Progress this trick so your dog will wait anywhere, any distance and you dog will be one of the most obedient dogs on the block.
‘Come’ is a very easy trick to teach your dog.
- Show your dog you have food and throw a piece a few metres in front of you so your dog has to go get it. Once he has found it, call his name and he should come back to you, wanting more food. Reward and repeat.
- This time, command your dog to ‘Wait’ and then take a few steps backwards and call his name. If he doesn’t come, try again or click your fingers. Reward and Repeat.
- The next time you do this, add in the command ‘Come’ after calling his name. Practice as much as you can, even out in the yard. Command ‘Come’ randomly when playing, but always reward once he has come to you. Always make it rewarding for your dog to come to you so that he will always come when he’s called, knowing that it is fun or rewarding.

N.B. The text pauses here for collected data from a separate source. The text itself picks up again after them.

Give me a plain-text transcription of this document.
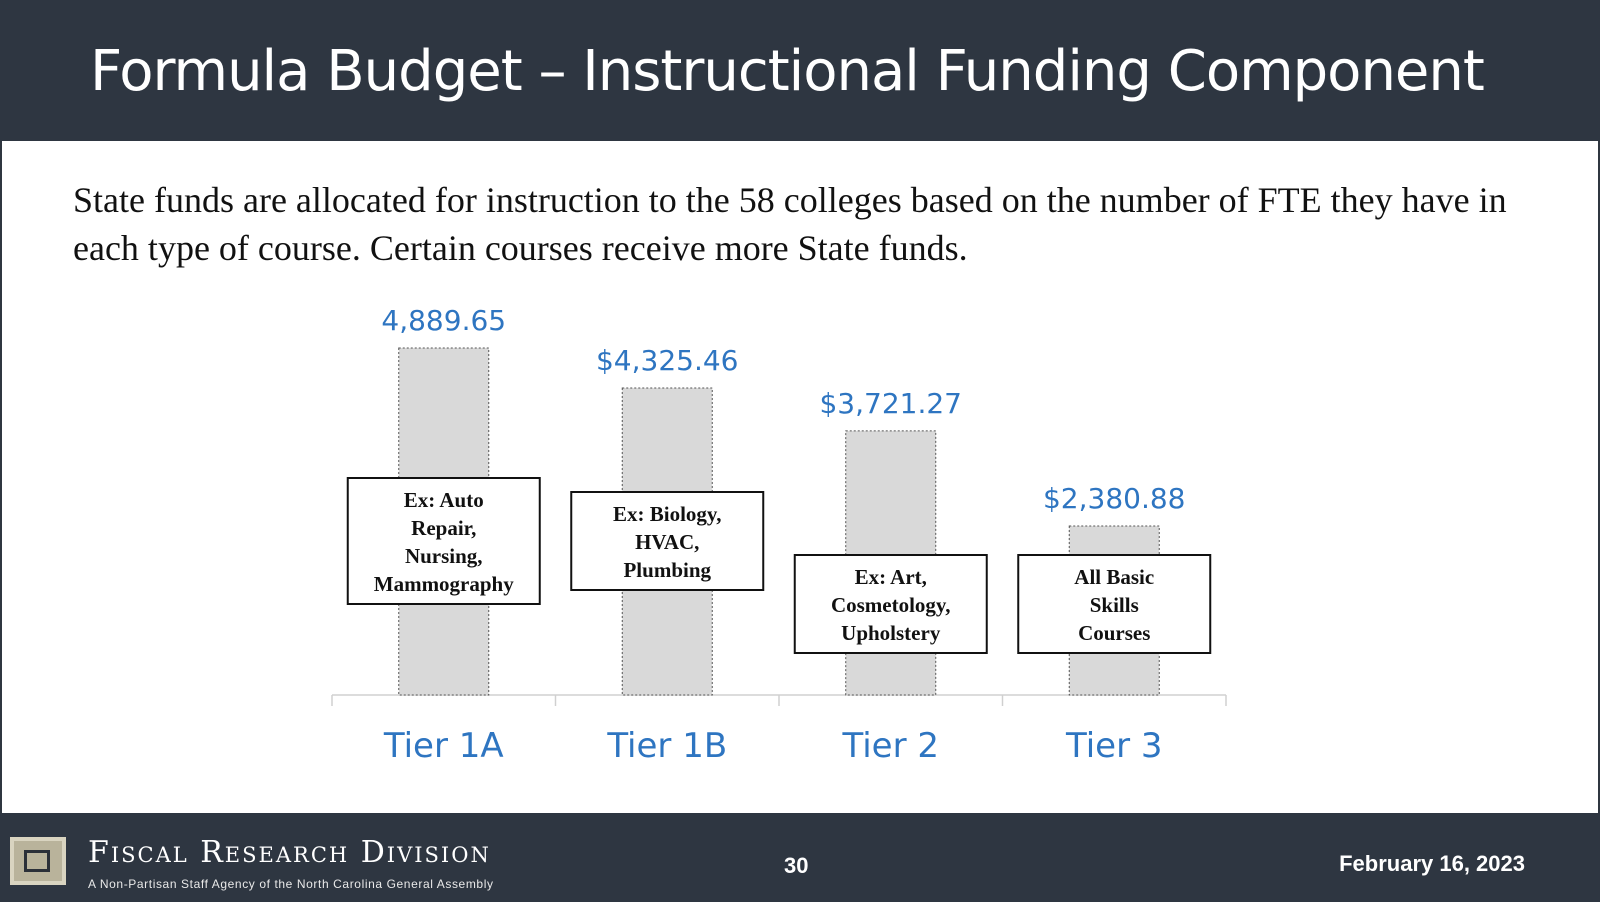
Formula Budget – Instructional Funding Component
State funds are allocated for instruction to the 58 colleges based on the number of FTE they have in each type of course. Certain courses receive more State funds.
4,889.65
Tier 1A
Ex: Auto
Repair,
Nursing,
Mammography
$4,325.46
Tier 1B
Ex: Biology,
HVAC,
Plumbing
$3,721.27
Tier 2
Ex: Art,
Cosmetology,
Upholstery
$2,380.88
Tier 3
All Basic
Skills
Courses
Fiscal Research Division
A Non-Partisan Staff Agency of the North Carolina General Assembly
30	February 16, 2023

Use this command when out on walks aswell, because it will teach him that he has to come to you where ever you are and whenever he is called.
Once your dog knows the basic obedience tricks, you can try the SDWC exercise. First command your dog to ‘Sit’, then to lay ‘Down’ or ‘Drop’. Command ‘Wait and take a few steps backwards, and then ‘Come’ after a few seconds. After he has come to you, reward him and repeat.
Dogs love to make their masters happy, so they are always looking for things to do to please them. That is why SDWC is a good exercise to do with your dog, because if he does it right and you praise him, he will enjoy training more.
You may have to reward after every command at first, but aim to do five rounds of SDWC before rewarding him.